As early as the spring of 1942, leave programs were established that allowed select Japanese immigrants and Japanese Americans to leave the confinement sites to pursue education, employment, and permanent residence east of the evacuation zone. The first program focused on higher education. A seasonal leave program also allowed for temporary release to assist with agricultural work.

As part of a comprehensive resettlement policy, the War Relocation Authority needed a way to identify people who would qualify for resettlement programs. The result was the flawed loyalty questionnaire that asked inmates whether they would be willing to serve in the military (Question 27) and whether they would swear unqualified allegiance to the United States and forswear any form of allegiance to the Emperor of Japan (Question 28). These two questions caused a great deal of concern and unrest.
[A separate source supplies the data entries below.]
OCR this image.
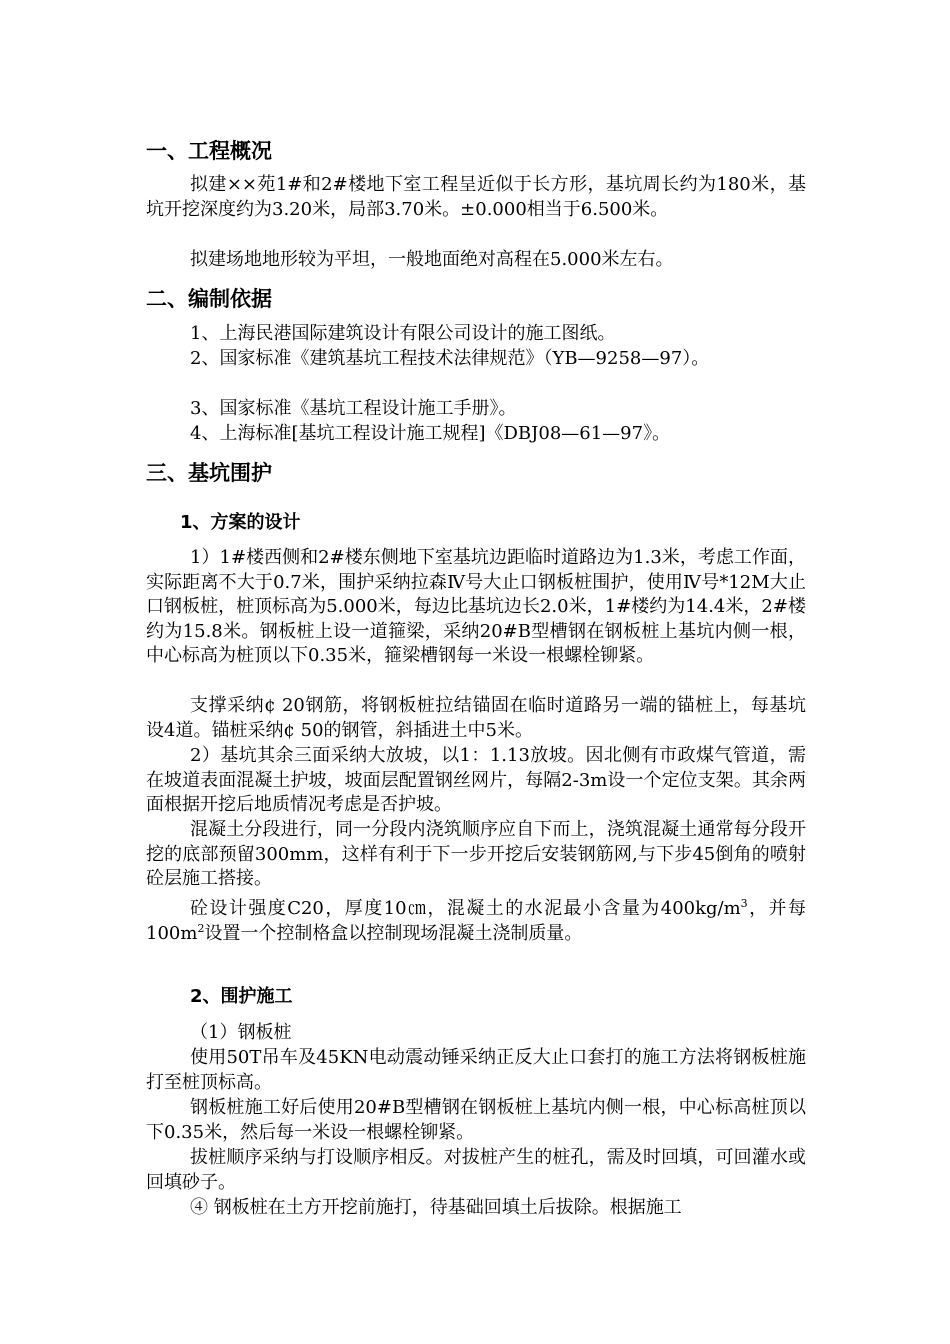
一、工程概况
拟建××苑1#和2#楼地下室工程呈近似于长方形，基坑周长约为180米，基坑开挖深度约为3.20米，局部3.70米。±0.000相当于6.500米。
拟建场地地形较为平坦，一般地面绝对高程在5.000米左右。
二、编制依据
1、上海民港国际建筑设计有限公司设计的施工图纸。
2、国家标准《建筑基坑工程技术法律规范》（YB—9258—97）。
3、国家标准《基坑工程设计施工手册》。
4、上海标准[基坑工程设计施工规程]《DBJ08—61—97》。
三、基坑围护
1、方案的设计
1）1#楼西侧和2#楼东侧地下室基坑边距临时道路边为1.3米，考虑工作面，实际距离不大于0.7米，围护采纳拉森Ⅳ号大止口钢板桩围护，使用Ⅳ号*12M大止口钢板桩，桩顶标高为5.000米，每边比基坑边长2.0米，1#楼约为14.4米，2#楼约为15.8米。钢板桩上设一道箍梁，采纳20#B型槽钢在钢板桩上基坑内侧一根，中心标高为桩顶以下0.35米，箍梁槽钢每一米设一根螺栓铆紧。
支撑采纳¢ 20钢筋，将钢板桩拉结锚固在临时道路另一端的锚桩上，每基坑设4道。锚桩采纳¢ 50的钢管，斜插进土中5米。
2）基坑其余三面采纳大放坡，以1：1.13放坡。因北侧有市政煤气管道，需在坡道表面混凝土护坡，坡面层配置钢丝网片，每隔2-3m设一个定位支架。其余两面根据开挖后地质情况考虑是否护坡。
混凝土分段进行，同一分段内浇筑顺序应自下而上，浇筑混凝土通常每分段开挖的底部预留300mm，这样有利于下一步开挖后安装钢筋网,与下步45倒角的喷射砼层施工搭接。
砼设计强度C20，厚度10㎝，混凝土的水泥最小含量为$400kg/m^3$，并每$100m^2$设置一个控制格盒以控制现场混凝土浇制质量。
2、围护施工
（1）钢板桩
使用50T吊车及45KN电动震动锤采纳正反大止口套打的施工方法将钢板桩施打至桩顶标高。
钢板桩施工好后使用20#B型槽钢在钢板桩上基坑内侧一根，中心标高桩顶以下0.35米，然后每一米设一根螺栓铆紧。
拔桩顺序采纳与打设顺序相反。对拔桩产生的桩孔，需及时回填，可回灌水或回填砂子。
④ 钢板桩在土方开挖前施打，待基础回填土后拔除。根据施工
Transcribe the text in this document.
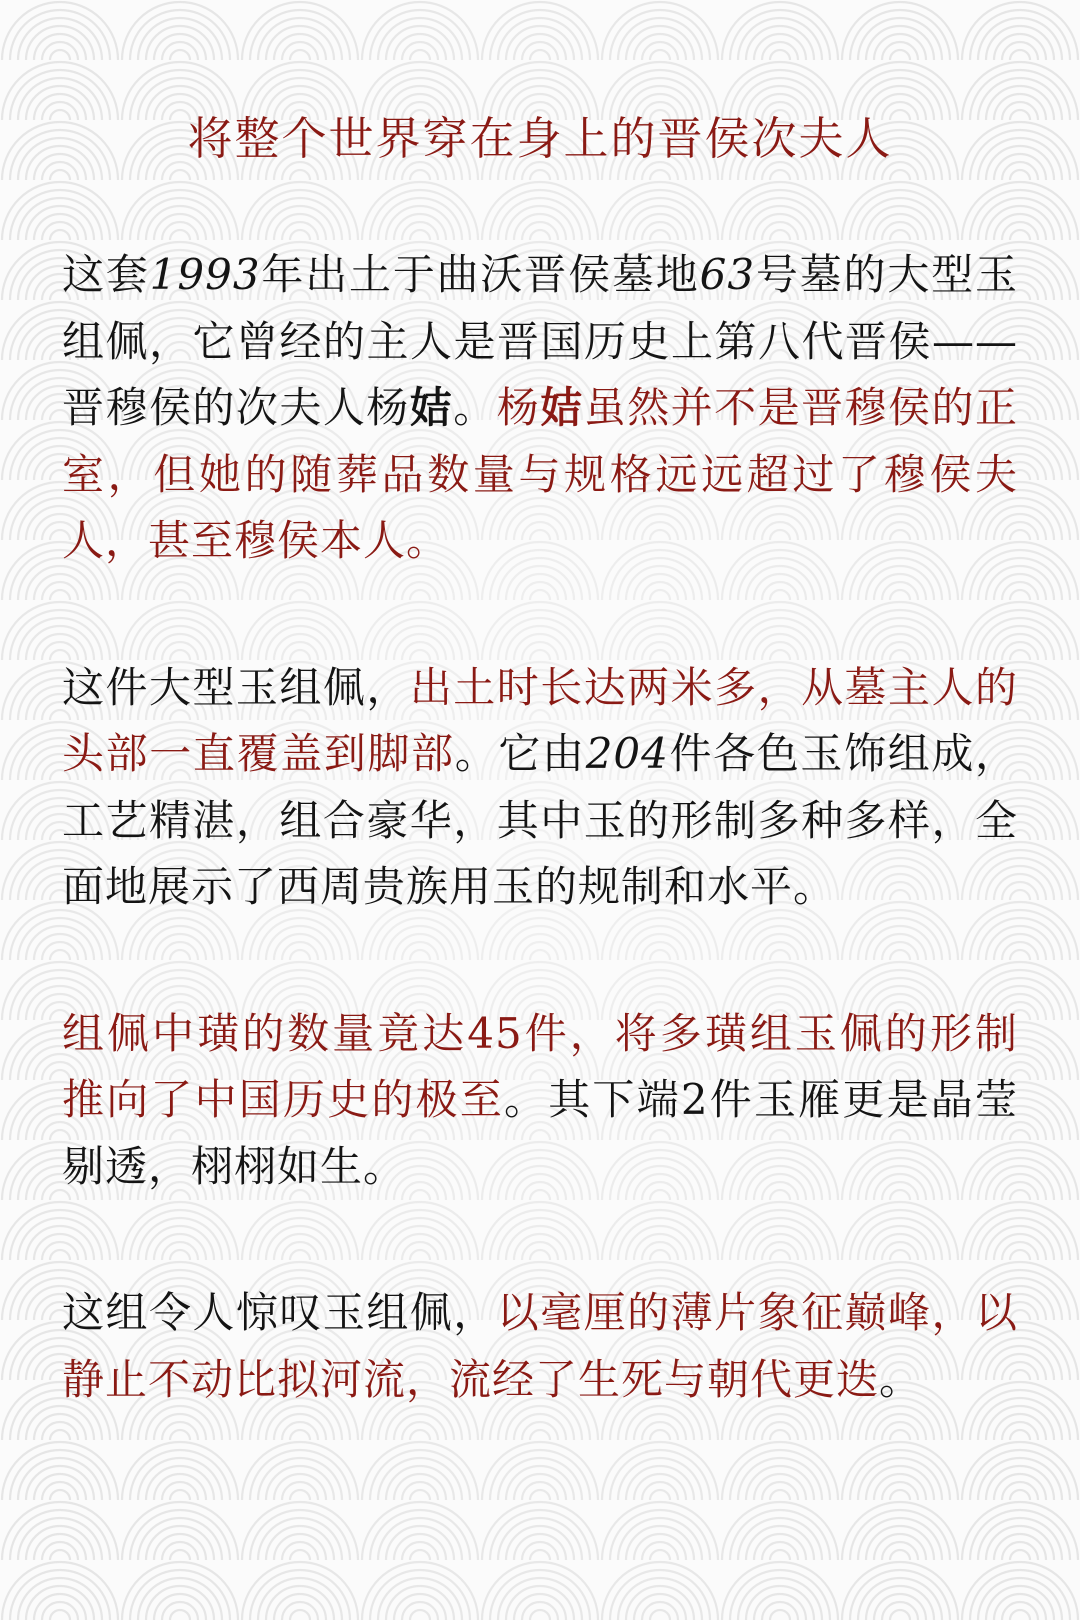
将整个世界穿在身上的晋侯次夫人

这套1993年出土于曲沃晋侯墓地63号墓的大型玉组佩，它曾经的主人是晋国历史上第八代晋侯——晋穆侯的次夫人杨姞。杨姞虽然并不是晋穆侯的正室，但她的随葬品数量与规格远远超过了穆侯夫人，甚至穆侯本人。

这件大型玉组佩，出土时长达两米多，从墓主人的头部一直覆盖到脚部。它由204件各色玉饰组成，工艺精湛，组合豪华，其中玉的形制多种多样，全面地展示了西周贵族用玉的规制和水平。

组佩中璜的数量竟达45件，将多璜组玉佩的形制推向了中国历史的极至。其下端2件玉雁更是晶莹剔透，栩栩如生。

这组令人惊叹玉组佩，以毫厘的薄片象征巅峰，以静止不动比拟河流，流经了生死与朝代更迭。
Amache had the lowest percentage of “no” responses to the loyalty questionnaire of all confinement sites, only 0.2% did not answer “yes” to Question 28. However, there was still draft resistance, with 31 Nisei from Amache charged with the federal crime of failing to report to military duty and sentenced to detention in the Tucson Federal Prison Camp. Read more about the response to the draft at Amache in Chapter 5 of Prisons and Patriots: Japanese American Wartime Citizenship by Dr. Cherstin M. Lyon.
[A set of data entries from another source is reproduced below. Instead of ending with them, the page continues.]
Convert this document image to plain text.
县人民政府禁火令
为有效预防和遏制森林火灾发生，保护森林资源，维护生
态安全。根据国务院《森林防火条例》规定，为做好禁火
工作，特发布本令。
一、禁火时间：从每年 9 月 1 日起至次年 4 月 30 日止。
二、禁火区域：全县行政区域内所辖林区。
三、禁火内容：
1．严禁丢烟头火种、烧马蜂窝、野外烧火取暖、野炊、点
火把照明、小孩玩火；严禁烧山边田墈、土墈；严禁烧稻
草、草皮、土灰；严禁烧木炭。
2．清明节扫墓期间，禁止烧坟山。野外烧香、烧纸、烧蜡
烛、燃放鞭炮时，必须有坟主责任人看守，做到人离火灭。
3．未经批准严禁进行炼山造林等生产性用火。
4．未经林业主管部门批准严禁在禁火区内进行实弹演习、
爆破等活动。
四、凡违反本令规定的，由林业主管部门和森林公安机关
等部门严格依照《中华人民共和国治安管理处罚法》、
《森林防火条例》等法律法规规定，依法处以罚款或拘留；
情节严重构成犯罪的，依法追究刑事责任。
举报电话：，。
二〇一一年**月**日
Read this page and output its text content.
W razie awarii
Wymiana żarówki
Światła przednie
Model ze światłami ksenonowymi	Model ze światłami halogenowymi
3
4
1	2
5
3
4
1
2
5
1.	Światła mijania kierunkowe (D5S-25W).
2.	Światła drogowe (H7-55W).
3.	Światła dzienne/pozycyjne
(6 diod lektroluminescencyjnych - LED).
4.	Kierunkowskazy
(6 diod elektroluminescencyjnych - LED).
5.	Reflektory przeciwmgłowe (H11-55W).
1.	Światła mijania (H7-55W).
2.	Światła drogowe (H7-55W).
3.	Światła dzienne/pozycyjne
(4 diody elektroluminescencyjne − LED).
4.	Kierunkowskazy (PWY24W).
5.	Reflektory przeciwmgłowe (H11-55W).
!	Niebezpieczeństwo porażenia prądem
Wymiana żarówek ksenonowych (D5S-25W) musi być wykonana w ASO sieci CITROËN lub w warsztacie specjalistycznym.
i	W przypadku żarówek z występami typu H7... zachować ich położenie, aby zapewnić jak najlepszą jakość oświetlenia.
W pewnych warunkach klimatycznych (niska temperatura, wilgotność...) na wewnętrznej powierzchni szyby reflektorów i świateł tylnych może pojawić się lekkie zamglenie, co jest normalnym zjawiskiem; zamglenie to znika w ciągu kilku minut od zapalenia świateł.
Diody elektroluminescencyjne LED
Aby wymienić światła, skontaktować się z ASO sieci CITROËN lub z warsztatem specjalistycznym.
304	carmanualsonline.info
At the same time, Amache had the highest percentage of military volunteerism of all confinement sites. Some were recruited for the Military Intelligence Service to serve as Japanese language interpreters. In 1943, President Roosevelt announced the formation of a Nisei fighting unit, the 442nd Regimental Combat Team that allowed incarcerees to leave Amache for military service.

In 1944, Esther Takei became the first Japanese American from any site to resettle back to the West Coast. She was allowed to move from Amache to Altadena in Southern California and enroll in college at Pasadena Junior College. Hugh Anderson, a family friend who had worked at the Poston, AZ incarceration camp, arranged for Esther’s resettlement as a test case to gauge public reaction. While Esther initially received a warm welcome from the school and Anderson family, she soon endured people yelling epithets and spitting at her and received threatening letters and phone calls. Esther stood her ground and her experience persuaded Maj. Gen. Bonesteel to approve widespread West Coast resettlement in January 1945, a year before he had planned. Learn more about Esther at Densho, or in the LA Times article in memory of her heroism.

Like the vast majority incarcerees, Esther’s family lost everything that had not been left with the Andersons. Yet communities from the Livingston, CA area were able to maintain continuity after WWII. Residents of the Yamato farming colonies in California’s Central Valley (Livingston, Cressey, and Cortez) formed a corporation headed by a European-American to hold their property during the war. They were sent to Amache and unlike many were able to reclaim their property after the war, allowing for continuity among the Japanese American community in the area for generations before and after the war.

Many feared returning to the West Coast as many of the first to return encountered violence and hostility and difficulty finding housing and jobs. Because of friendships and connections made outside of the camp, many from Amache chose to stay in Colorado. Denver became the second largest resettlement community outside of the West Coast.